Они с Эвелин переехали в этот дом, когда поженились. Но времена были тяжёлыми, и такие вещи, как отслоившаяся краска или сморщенные обои, отошли на второй план. Но, несмотря на это, Эвелин удалось сделать дом уютным и гостеприимным, и на какое-то время он даже стал местом, где можно было искренне повеселиться и провести вечер за оживлённой беседой. Но потом началась война, и всё изменилось.
Поднимаясь по крутой лестнице, Кристофер грустно улыбнулся, когда проходил мимо висевшей на стене фотографии родителей. На ней они вдвоём радостно улыбались чему-то за кадром. На этом снимке они были абсолютно счастливы, а их расслабленные позы разительно отличались от той строгой зажатости, что он запомнил из детства. Не в первый раз он подумал: а вдруг Мадлен будет так же смотреть на фотографии своих родителей? Задастся ли она вопросом, почему они стали такими серьёзными?
Когда Кристофер подошёл к спальне дочери, у него промелькнула надежда: она уже могла уснуть и ему не придётся сообщать ей грустные новости. Но свет, льющийся из щели под дверью, и доносившееся из комнаты слабое бормотание убили на корню эту надежду. Постучав, он вошёл к Мадлен в комнату.
Девчушка сидела в кровати. Очевидно, она собиралась ложиться спать, но что-то её отвлекло. Он взглянул на стоявшую перед ней большую коробку, и разбросанное по одеялу содержимое этой коробки, и неподдельный восторг в глазах дочери – и ему тут же стало ясно, что именно.
– Что это у тебя? – спросил Кристофер.
Мадлен подняла на него глаза, напуганная неожиданным появлением папы. Она виновато зарделась – с нежным румянцем её ангельские щёчки стали ещё милее.
– О, это твоё, – ответила она смущённо. – Я нашла это на чердаке. Там настоящий клад твоих детских вещей.
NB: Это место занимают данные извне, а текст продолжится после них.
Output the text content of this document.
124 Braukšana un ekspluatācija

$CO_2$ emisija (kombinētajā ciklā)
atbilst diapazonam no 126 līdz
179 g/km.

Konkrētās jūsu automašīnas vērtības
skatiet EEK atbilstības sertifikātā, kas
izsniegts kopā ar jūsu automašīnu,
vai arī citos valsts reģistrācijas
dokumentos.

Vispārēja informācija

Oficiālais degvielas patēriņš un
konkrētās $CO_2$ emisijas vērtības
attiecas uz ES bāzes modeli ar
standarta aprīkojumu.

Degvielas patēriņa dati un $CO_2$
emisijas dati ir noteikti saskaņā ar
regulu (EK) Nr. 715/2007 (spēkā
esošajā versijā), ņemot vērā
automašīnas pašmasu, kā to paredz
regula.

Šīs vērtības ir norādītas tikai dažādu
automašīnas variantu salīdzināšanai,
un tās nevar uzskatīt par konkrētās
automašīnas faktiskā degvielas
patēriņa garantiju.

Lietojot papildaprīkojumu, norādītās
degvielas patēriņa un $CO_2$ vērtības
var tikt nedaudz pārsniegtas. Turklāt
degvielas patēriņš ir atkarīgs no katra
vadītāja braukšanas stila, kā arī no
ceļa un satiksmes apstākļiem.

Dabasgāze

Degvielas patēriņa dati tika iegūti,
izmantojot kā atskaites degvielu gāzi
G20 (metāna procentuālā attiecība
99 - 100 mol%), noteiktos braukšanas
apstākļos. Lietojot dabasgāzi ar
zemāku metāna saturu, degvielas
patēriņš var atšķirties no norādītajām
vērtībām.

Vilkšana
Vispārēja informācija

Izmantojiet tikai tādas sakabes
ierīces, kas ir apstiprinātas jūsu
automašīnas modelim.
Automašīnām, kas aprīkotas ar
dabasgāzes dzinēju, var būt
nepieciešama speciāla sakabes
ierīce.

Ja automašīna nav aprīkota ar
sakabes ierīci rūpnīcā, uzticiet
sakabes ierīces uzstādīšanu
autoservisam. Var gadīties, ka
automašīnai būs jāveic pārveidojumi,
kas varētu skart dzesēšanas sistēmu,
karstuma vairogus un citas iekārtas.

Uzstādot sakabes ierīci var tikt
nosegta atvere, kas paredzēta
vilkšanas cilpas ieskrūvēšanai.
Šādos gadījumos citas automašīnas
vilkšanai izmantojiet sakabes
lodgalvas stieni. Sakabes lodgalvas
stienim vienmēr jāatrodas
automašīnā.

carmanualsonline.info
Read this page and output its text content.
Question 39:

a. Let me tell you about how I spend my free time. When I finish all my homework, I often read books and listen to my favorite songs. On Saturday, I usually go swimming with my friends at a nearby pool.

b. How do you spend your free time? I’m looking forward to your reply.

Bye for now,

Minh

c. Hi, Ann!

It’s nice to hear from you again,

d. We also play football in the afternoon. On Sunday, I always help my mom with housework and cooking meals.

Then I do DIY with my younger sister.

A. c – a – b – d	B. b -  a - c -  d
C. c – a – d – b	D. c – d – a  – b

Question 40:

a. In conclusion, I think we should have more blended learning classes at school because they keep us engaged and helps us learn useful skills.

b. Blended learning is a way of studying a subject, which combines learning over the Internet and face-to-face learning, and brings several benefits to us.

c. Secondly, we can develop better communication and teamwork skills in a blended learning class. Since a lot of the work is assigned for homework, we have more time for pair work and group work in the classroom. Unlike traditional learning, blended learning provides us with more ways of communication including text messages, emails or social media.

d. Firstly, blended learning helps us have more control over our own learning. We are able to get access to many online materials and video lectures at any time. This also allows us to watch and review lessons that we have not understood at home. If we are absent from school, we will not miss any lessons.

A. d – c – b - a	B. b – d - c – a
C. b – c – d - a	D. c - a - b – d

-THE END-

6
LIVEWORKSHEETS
Подойдя поближе, Кристофер выпучил глаза. Эта коробка, которую он принял за совершенно обычную и ничем не примечательную, оказалась коробкой сокровищ из его детства. Именно её он собрал тем злосчастным утром, когда они покинули загородный дом. Как же он мог про неё забыть? Среди предметов, которые Мадлен разбросала по кровати, он обнаружил гладкие речные камушки, палочки и несколько рисунков – его наивные детские наброски поблёкли с годами. Мадлен наклонилась и взяла небольшой мешочек. Тот развязался, и на одеяло посыпались маленькие коричневые жёлуди.
– Волшебные жёлуди, – вырвалось у Кристофера. Он потряс головой и быстро исправился: – То есть просто жёлуди. Ничего особенного. Разве ты не должна заниматься чем-то более полезным? – спросил он.